Lise BROSSARD, Mythopoièse de l’insularité

Valérie ARRAULT, Place Vendôme, une île parisienne

Sophie RAVION D’INGIANNI, La carte comme l’enjeu d’une altérité insulaire

Bruno PEQUIGNOT, Peindre à l’île.

Réflexions sociologiques sur la notion de création insulaire

Scarlett JESUS,  Réflexions à propos d’un musée d’Art en Guadeloupe

II – Arts et insularité

 

Richard CONTE, Le ravissement d’être abeille. Une extase aux Comores

 

Dominique BERTHET, Michel Rovelas, une approche de l’insularité

 

Jocelyn AKWABA-MATIGNON, Les chercheurs de l’existence

 

Richard-Viktor SAINSILY CAYOL, Territoires insulaires, terroirs subversifs ?

 

Léna BLOU, La création insulaire, un art elliptique

 

SENTIER, Singularité et insularité

 

Présentation des auteurs

Actes n° 19

Création et insularité 

Avant-propos

 

 

Dominique BERTHET

 

   Les 29 et 30 novembre 2014, le CEREAP (Centre d’Études et de Recherches en Esthétique et Arts Plastiques)[1] organisait en Guadeloupe un colloque sur le thème « Créations insulaires ». En janvier 2015 paraissait le 20e numéro de la revue Recherches en Esthétique (organe éditorial du CEREAP) portant sur le même thème. Le présent ouvrage, afin de se distinguer de la revue, porte un titre sensiblement différent, Création et insularité, et fournit une trace écrite des communications faites lors de ce colloque. Celles-ci donnent lieu à des textes inédits, qui viennent ainsi compléter ceux publiés dans Recherches en Esthétique. Quatorze intervenants de Guadeloupe, de Martinique et de plusieurs universités (Antilles, Paris 1, Paris, 3, Montpellier) apportent des éclairages sur le sujet. Outre les universitaires, des critiques d’art, des plasticiens et une chorégraphe témoignent de leur pratique et de leur façon de penser et de vivre cette situation d’insularité. L’ouvrage divisé en deux parties : « L’île entre fantasmes, clichés et réalité » et « Arts et insularité », fournit des approches à la fois théoriques et artistiques.

 

   Associer les termes création et insularité revient à s’interroger sur les liens éventuels qui existent entre les deux termes et, sur le fait que le contexte d’insularité, peut-être, donnerait lieu à des créations artistiques particulières. Si l’on part de l’idée que le lieu est déterminant, l’hypothèse d’une influence spécifique de l’insularité sur les pratiques et les productions artistiques ne semble pas absurde. Si tel est le cas, comment cela ressurgit-il sur les œuvres, leurs formes, leurs contenus, les dispositifs mis en place par l’artiste pour envisager leur transport et leur monstration ?

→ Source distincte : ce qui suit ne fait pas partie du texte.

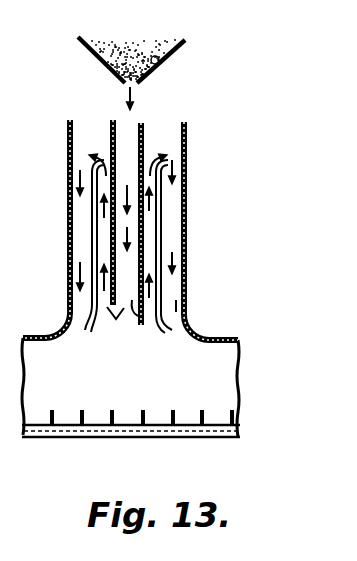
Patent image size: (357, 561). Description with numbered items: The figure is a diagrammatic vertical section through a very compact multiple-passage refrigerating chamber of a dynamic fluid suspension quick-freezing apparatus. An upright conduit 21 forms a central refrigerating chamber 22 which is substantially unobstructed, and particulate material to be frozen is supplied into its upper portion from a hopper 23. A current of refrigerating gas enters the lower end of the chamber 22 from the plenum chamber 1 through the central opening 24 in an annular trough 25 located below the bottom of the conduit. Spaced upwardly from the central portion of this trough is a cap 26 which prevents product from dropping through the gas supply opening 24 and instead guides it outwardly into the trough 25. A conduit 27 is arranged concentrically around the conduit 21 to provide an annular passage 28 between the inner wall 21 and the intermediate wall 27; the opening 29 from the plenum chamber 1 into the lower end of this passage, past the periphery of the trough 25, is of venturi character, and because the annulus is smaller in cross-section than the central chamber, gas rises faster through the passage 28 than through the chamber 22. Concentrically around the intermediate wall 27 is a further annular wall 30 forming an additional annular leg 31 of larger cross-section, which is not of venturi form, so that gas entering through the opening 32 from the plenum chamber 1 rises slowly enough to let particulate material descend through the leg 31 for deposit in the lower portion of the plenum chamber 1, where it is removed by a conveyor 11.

The plenum chamber 1 is at (191, 390).
The conveyor 11 is at (158, 427).
The upright conduit 21 is at (113, 120).
The central refrigerating chamber 22 is at (130, 130).
The hopper 23 is at (159, 62).
The central opening 24 is at (125, 323).
The annular trough 25 is at (165, 322).
The cap 26 is at (123, 276).
The conduit 27 is at (172, 202).
The annular passage 28 is at (148, 152).
The opening 29 is at (98, 313).
The annular wall 30 is at (187, 223).
The annular leg 31 is at (165, 247).
The opening 32 is at (196, 333).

   Il convient tout d’abord de s’intéresser à ce qui caractérise l’insularité afin de mieux comprendre ce qu’elle génère. Puisque l’insularité renvoie à l’ensemble des caractéristiques d’une ou de plusieurs îles, il convient de s’interroger sur la notion d’île. Celle-ci, à l’évidence, renvoie à des réalités multiples. Du point de vue de leur superficie, certaines sont des éclats minuscules de terre, tandis que d’autres ont la taille d’un continent. Entre ces deux extrêmes, les surfaces sont variables. En fonction de la taille de l’île, le rapport au lieu de celui qui y vit est naturellement différent. Il peut s’y sentir isolé, ou au contraire relié, en contact. Le ressenti lié au contexte d’insularité est donc déterminé, entre autres choses, par la superficie du territoire. Il peut également être lié au fait que des îles sont totalement isolées, alors que d’autres font partie d’un archipel. La proximité d’un continent influe sans doute aussi sur le ressenti.     Le sentiment de « bout du monde » ne s’éprouve donc que dans certains contextes. 

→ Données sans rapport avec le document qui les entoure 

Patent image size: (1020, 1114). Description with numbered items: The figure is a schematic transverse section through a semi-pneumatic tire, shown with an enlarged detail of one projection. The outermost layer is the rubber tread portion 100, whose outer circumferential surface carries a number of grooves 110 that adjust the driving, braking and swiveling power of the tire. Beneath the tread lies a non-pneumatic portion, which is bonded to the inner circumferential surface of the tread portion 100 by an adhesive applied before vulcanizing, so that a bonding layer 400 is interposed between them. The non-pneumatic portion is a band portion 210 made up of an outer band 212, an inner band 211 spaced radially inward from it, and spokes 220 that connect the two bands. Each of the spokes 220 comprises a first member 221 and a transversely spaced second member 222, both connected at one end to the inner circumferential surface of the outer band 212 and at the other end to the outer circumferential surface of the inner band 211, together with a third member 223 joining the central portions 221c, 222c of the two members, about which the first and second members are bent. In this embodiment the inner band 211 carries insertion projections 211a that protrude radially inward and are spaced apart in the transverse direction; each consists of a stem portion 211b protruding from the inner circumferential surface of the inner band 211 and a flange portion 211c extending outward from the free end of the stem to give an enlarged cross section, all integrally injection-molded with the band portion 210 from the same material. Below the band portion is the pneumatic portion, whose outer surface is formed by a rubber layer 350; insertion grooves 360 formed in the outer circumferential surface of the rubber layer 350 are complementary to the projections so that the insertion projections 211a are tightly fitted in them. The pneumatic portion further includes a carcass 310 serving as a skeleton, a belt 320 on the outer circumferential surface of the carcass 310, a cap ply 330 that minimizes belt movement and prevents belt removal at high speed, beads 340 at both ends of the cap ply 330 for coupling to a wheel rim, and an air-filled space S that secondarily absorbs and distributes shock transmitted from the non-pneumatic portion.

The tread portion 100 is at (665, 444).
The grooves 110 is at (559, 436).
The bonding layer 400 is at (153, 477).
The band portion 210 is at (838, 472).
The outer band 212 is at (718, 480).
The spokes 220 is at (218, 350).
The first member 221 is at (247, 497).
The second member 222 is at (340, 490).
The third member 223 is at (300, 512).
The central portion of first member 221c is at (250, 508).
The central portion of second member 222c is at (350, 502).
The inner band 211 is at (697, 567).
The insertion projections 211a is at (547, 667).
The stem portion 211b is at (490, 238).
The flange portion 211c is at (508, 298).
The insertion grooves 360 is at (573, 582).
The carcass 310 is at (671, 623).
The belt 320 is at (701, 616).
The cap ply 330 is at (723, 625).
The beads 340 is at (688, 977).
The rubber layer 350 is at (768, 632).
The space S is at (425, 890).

À cela s’ajoute le fait que l’insulaire et le continental n’appréhendent pas l’île de la même manière. Leur rapport au lieu, leur perception de celui-ci sont distincts. Pour le continental, l’île est souvent associée à une somme de fantasmes et de clichés. Souvent, l’île rêvée se situe dans une région tropicale. Le continental y projette ses désirs qui contrastent avec la réalité de son quotidien. Pour lui, l’île est un ailleurs associé à l’idée d’isolement, de solitude. Cet espace entouré d’eau se distingue toutefois d’autres espaces qui inspirent également la solitude, comme les déserts ou les grandes plaines inhabitées. L’île possède un charme particulier. Elle est chargée de l’espoir d’autre chose, de bien-être, de plaisir. Elle est une sorte de promesse de bonheur. L’île tropicale est associée au soleil, aux décors de cartes postales avec eau turquoise, sable blanc et cocotiers. Un lieu où le temps semble suspendu. Ces images renvoient au mythe du Paradis sur terre. Ces machines à rêve séduisent et attirent le continental, car elles jouent sur le contraste saisissant avec ce qu’il vit et là où il vit.         Mais la réalité qui se dissimule derrière ces images séduisantes est toute autre.

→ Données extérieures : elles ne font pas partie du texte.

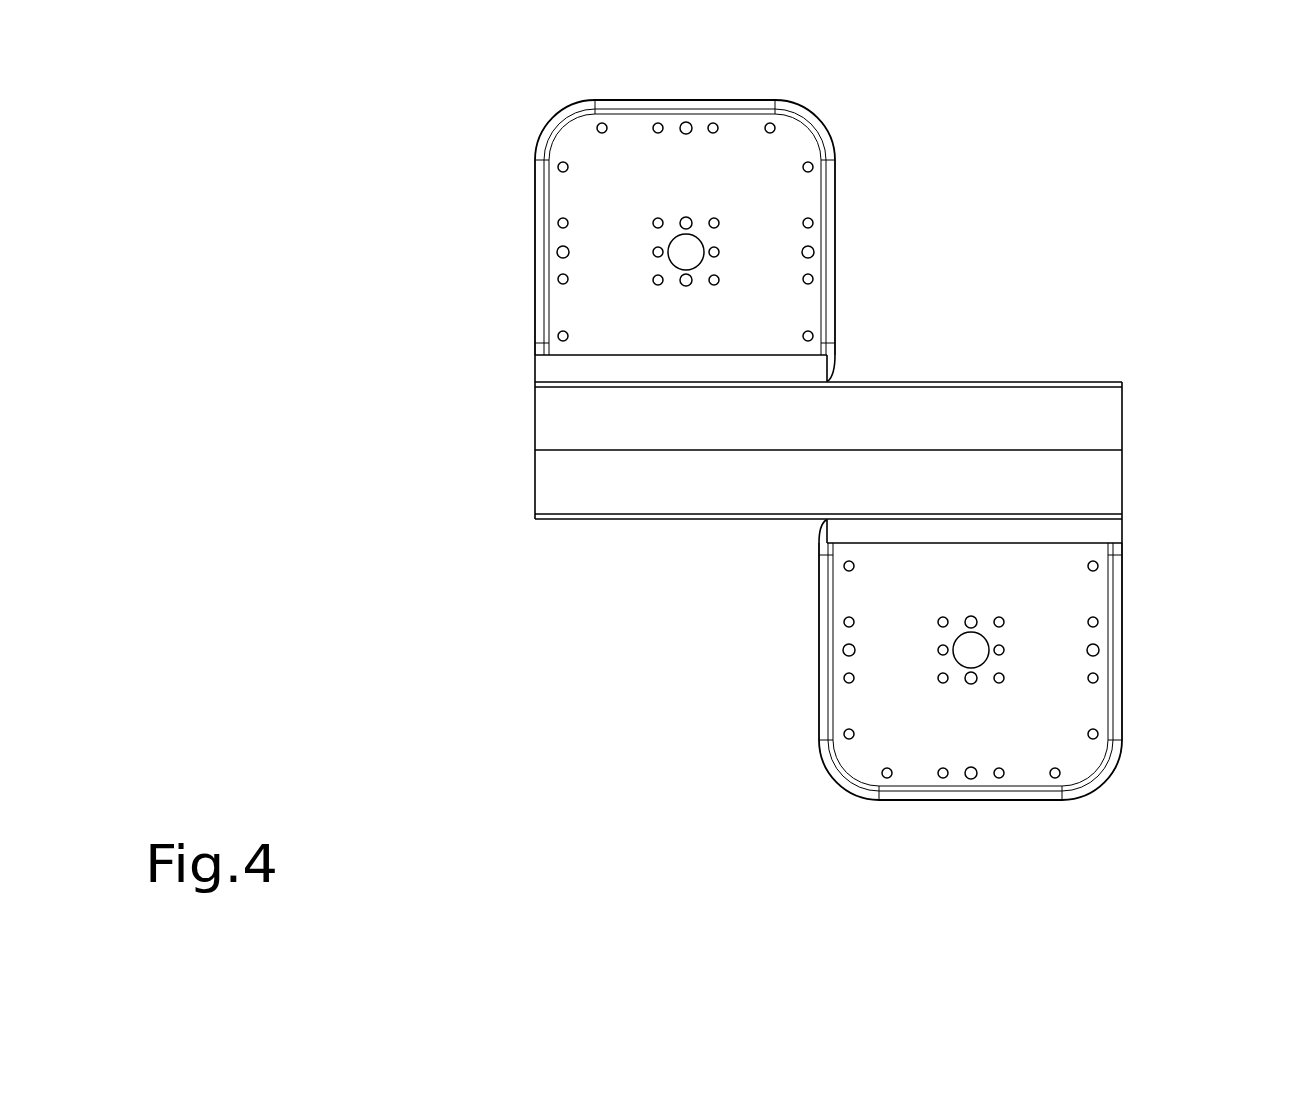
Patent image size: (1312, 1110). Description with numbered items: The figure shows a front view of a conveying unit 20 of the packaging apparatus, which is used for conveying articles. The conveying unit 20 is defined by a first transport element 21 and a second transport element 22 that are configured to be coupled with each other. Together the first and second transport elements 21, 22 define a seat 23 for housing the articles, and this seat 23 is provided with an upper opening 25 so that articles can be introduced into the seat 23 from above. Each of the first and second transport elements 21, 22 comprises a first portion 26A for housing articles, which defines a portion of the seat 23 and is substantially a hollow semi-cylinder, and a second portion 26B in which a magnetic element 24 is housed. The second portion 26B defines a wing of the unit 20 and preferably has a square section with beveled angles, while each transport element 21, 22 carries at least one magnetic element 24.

The conveying unit 20 is at (1168, 355).
The first transport element 21 is at (785, 545).
The second transport element 22 is at (887, 292).
The seat 23 is at (1085, 464).
The magnetic element 24 is at (638, 200).
The upper opening 25 is at (570, 425).
The first portion 26A is at (1012, 413).
The second portion 26B is at (794, 154).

Pour ce qui est de l’îlien, son attachement à son lieu est profond. Il ne vit pas son espace comme clos, étroit, fermé, coupé, isolé. Il se sait et se sent relié. Il en connaît par expérience les particularités, les contraintes, les difficultés, il est imprégné aussi de son histoire. Pour ce qui est de la Caraïbe, chaque île possède une histoire qui lui est propre, même si ces îles ont été marquées par une histoire tragique commune liée à la déportation et à l’esclavage ; une histoire que le temps n’efface pas des esprits. Chacune de ces îles est devenue, par la force des choses, un laboratoire humain et culturel. Elles sont le creuset de peuples nouveaux, résultat de métissages répétés. Elles invitent et amènent à des pensées nouvelles.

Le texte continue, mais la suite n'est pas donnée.